Personal information
- Born: 20 March 1999 (age 27) Tamworth, New South Wales, Australia
- Height: 195 cm (6 ft 5 in)
- Weight: 106 kg (16 st 10 lb)

Playing information
- Position: Centre, Wing
Club
| Years | Team | Pld | T | G | FG | P |
| 2019 | Parramatta Eels | 2 | 2 | 0 | 0 | 8 |
- Source: As of 24 May 2020

= Ethan Parry =

Australian rugby league footballer

Ethan Parry (born 20 March 1999) is an Australian professional indigenous rugby league footballer who last played as a and er for the Parramatta Eels in the NRL.

==Background==
Parry was born in Tamworth, New South Wales, Australia. He played his junior rugby league for the West Tamworth Lions and was educated at Oxley High School and St Gregory's College, Campbelltown.

==Career==
Parry was signed by Parramatta as a 15 year old, playing Harold Matthews and S.G. Ball for the Eels on the wing, before being picked for the Australian Schoolboys and NSW under 18's in 2017. In 2018, Parry played Jersey Flegg for the Eels, before debuting for Wentworthville in NSW Cup later in the year. In 2019, Parry trained full-time with first grade, appearing in trials. Parry was selected for NSW under 20's team while playing the whole year for Wentworthville at centre.

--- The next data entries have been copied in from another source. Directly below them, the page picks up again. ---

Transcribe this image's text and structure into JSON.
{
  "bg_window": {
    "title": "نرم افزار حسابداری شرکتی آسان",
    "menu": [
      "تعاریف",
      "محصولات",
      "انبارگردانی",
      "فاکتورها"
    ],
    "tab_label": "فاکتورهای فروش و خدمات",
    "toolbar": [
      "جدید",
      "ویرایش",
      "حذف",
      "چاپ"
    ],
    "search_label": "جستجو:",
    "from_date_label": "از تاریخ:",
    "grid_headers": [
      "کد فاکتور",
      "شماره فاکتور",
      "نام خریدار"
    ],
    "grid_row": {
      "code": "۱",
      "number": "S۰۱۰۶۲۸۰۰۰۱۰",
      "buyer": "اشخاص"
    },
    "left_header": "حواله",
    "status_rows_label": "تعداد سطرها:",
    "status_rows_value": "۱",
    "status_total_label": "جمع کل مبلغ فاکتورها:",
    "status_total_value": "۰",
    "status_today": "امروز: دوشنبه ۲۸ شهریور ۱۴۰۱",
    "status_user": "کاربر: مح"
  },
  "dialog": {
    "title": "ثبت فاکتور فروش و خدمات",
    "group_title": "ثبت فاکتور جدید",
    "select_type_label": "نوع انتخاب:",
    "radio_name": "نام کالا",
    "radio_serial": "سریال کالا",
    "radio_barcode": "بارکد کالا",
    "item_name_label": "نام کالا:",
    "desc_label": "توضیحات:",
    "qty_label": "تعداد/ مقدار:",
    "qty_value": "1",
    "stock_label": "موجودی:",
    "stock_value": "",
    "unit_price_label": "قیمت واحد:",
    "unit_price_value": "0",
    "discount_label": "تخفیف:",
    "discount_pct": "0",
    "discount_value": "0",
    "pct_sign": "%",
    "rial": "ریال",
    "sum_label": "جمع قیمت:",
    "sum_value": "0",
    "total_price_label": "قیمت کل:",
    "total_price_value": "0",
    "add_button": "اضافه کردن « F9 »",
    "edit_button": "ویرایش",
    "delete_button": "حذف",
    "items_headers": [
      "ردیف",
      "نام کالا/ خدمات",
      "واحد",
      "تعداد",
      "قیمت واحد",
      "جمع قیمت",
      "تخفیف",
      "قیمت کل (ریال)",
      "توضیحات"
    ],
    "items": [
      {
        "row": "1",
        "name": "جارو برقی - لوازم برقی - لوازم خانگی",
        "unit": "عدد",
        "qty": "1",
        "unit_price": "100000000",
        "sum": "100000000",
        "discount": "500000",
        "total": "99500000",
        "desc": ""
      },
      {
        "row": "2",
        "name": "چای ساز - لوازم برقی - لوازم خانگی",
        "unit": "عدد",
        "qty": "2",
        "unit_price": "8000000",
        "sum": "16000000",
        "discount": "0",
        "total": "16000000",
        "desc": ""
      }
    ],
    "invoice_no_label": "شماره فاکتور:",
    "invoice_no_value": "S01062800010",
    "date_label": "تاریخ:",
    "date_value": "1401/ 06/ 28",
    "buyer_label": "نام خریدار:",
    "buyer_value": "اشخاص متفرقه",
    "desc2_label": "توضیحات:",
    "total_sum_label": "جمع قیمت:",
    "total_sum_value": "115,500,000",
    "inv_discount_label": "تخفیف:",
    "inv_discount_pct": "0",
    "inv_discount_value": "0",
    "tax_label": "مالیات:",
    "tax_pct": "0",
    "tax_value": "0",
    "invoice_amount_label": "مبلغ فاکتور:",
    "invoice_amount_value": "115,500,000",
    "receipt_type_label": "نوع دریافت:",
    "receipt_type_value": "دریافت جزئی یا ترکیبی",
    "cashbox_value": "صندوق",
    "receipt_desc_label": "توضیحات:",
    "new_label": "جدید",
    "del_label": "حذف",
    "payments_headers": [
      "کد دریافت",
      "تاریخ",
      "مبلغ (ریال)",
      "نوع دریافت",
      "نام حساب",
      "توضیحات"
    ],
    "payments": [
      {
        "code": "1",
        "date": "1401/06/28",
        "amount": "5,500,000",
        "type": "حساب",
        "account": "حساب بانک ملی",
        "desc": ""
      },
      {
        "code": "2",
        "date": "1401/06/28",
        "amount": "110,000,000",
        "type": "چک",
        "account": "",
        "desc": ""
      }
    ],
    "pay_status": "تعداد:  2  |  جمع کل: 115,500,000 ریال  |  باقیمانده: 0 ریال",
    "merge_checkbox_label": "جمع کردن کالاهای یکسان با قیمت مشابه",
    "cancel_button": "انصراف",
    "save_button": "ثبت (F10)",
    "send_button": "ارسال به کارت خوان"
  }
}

In round 18 of the 2019 NRL season, Parry made his NRL debut for Parramatta against the Manly-Warringah Sea Eagles in a 36-24 loss at Brookvale Oval, scoring a try. The following week, Parry appeared again on the wing scoring a try against the New Zealand Warriors in a 24-22 win at Bankwest Stadium.

For much of the 2019 season, Parry played for Wentworthville in the Canterbury Cup NSW competition. Parry played in the club's 2019 grand final defeat against Newtown at the Western Sydney Stadium.

On 24 May 2020, Parry was mutually released by the Parramatta Eels.

Parry is currently contracted to the Maitland Pickers in the Newcastle Rugby League Competition.